Man's Nature and His Communities PDF Author: Reinhold Niebuhr
Publisher: Wipf and Stock Publishers
ISBN: 1610979486
Category : Religion
Languages : en
Pages : 127

Book Description
This book centers on the major theme of Reinhold Niebuhr's lifework, the nature of humanity and the political and social life. Idealistic and realistic social philosophies are reevaluated and tribalism is analyzed as a pervasive quality of humankind's societies. A thinker who has always advanced by criticizing his own assumptions, Dr. Niebuhr continued to break new ground and to reconsider some of his earlier judgments. In this book, Dr. Niebuhr reviews the doctrines of the political order advanced by religious and secular interests; he traces the long history of the paradox of man's obvious universal humanity and the tribal loyalties which are the roots of human inhumanity; and he deals with the complex relation between ambition and creativity. Adding to and modifying his remarkable contribution to contemporary thought, Dr. Niebuhr has written a book that is of fundamental importance.

Man on his Nature

Man on his Nature PDF Author: Charles Scott, Sir Sherrington
Publisher: Cambridge University Press
ISBN: 9781108005241
Category : History
Languages : en
Pages : 444

Book Description
Based on the Gifford Lectures of 1937-8 in Edinburgh, Nobel Prize winner Charles Sherrington's 1940 study addresses the nature of the mind and its relationship to life and matter.

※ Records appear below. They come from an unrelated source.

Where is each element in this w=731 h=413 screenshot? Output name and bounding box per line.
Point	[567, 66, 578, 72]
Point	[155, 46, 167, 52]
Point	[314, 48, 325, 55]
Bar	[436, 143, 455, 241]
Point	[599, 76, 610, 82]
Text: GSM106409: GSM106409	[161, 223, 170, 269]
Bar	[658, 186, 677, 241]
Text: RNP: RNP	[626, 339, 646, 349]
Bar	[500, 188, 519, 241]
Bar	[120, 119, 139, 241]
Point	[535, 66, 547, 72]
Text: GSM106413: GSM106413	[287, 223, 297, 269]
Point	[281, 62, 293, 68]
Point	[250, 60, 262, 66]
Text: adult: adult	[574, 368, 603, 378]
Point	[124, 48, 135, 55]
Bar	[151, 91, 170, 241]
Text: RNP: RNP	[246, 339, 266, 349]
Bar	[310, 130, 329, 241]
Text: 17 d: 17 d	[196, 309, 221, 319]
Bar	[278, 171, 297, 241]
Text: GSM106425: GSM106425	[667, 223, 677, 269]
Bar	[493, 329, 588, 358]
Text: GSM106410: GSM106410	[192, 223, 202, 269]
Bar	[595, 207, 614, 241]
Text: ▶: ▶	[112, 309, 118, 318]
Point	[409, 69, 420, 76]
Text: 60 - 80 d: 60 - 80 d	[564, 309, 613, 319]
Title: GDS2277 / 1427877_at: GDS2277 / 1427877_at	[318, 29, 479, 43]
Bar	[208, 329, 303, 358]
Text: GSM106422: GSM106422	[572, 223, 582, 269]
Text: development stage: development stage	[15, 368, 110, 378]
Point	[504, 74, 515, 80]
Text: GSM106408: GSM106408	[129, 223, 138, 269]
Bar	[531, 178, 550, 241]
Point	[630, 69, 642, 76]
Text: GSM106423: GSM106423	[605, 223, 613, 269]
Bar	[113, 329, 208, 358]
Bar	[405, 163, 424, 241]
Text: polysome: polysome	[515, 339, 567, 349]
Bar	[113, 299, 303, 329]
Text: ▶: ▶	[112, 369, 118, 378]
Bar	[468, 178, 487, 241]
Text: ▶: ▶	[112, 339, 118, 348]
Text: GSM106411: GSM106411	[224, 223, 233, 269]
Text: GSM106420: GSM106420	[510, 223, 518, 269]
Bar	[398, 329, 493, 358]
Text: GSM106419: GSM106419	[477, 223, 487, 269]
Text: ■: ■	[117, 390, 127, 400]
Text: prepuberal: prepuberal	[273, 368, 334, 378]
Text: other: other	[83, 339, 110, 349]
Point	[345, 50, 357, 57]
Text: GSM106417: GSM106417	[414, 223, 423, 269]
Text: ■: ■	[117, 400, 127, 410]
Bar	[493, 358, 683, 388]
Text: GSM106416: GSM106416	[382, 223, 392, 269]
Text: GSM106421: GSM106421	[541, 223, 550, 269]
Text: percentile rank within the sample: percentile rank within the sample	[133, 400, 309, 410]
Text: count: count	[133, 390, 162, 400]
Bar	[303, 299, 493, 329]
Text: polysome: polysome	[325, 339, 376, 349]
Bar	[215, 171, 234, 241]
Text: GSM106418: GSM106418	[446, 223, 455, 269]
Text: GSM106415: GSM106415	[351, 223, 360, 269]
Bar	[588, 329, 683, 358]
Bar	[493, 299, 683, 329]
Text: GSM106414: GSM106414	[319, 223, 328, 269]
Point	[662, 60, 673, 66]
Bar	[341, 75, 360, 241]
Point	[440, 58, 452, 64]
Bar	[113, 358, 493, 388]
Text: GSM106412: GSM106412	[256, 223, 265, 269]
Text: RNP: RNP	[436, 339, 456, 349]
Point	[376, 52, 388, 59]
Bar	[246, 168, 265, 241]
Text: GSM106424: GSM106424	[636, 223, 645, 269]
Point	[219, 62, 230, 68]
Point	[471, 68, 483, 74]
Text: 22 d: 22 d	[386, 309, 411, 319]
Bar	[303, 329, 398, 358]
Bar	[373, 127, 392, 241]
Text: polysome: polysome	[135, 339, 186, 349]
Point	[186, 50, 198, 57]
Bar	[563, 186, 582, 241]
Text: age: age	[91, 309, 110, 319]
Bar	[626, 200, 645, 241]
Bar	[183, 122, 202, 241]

The book centres on the writings of the little-known sixteenth-century physician Jean Fernel. After setting out Fernel's views on the nature of man, Sherrington proceeds to develop his own thoughts, drawing upon a wide variety of philosophical theories. Using Fernel as a historical case study, the book demonstrates how any scientific outlook is always part of its age, and shows how views on the eternal enigmas of mankind, mind and life have changed radically over time. Sherrington's book is important in the history of ideas for its assessment of the value of advances in natural science as a framework for the development of natural theology.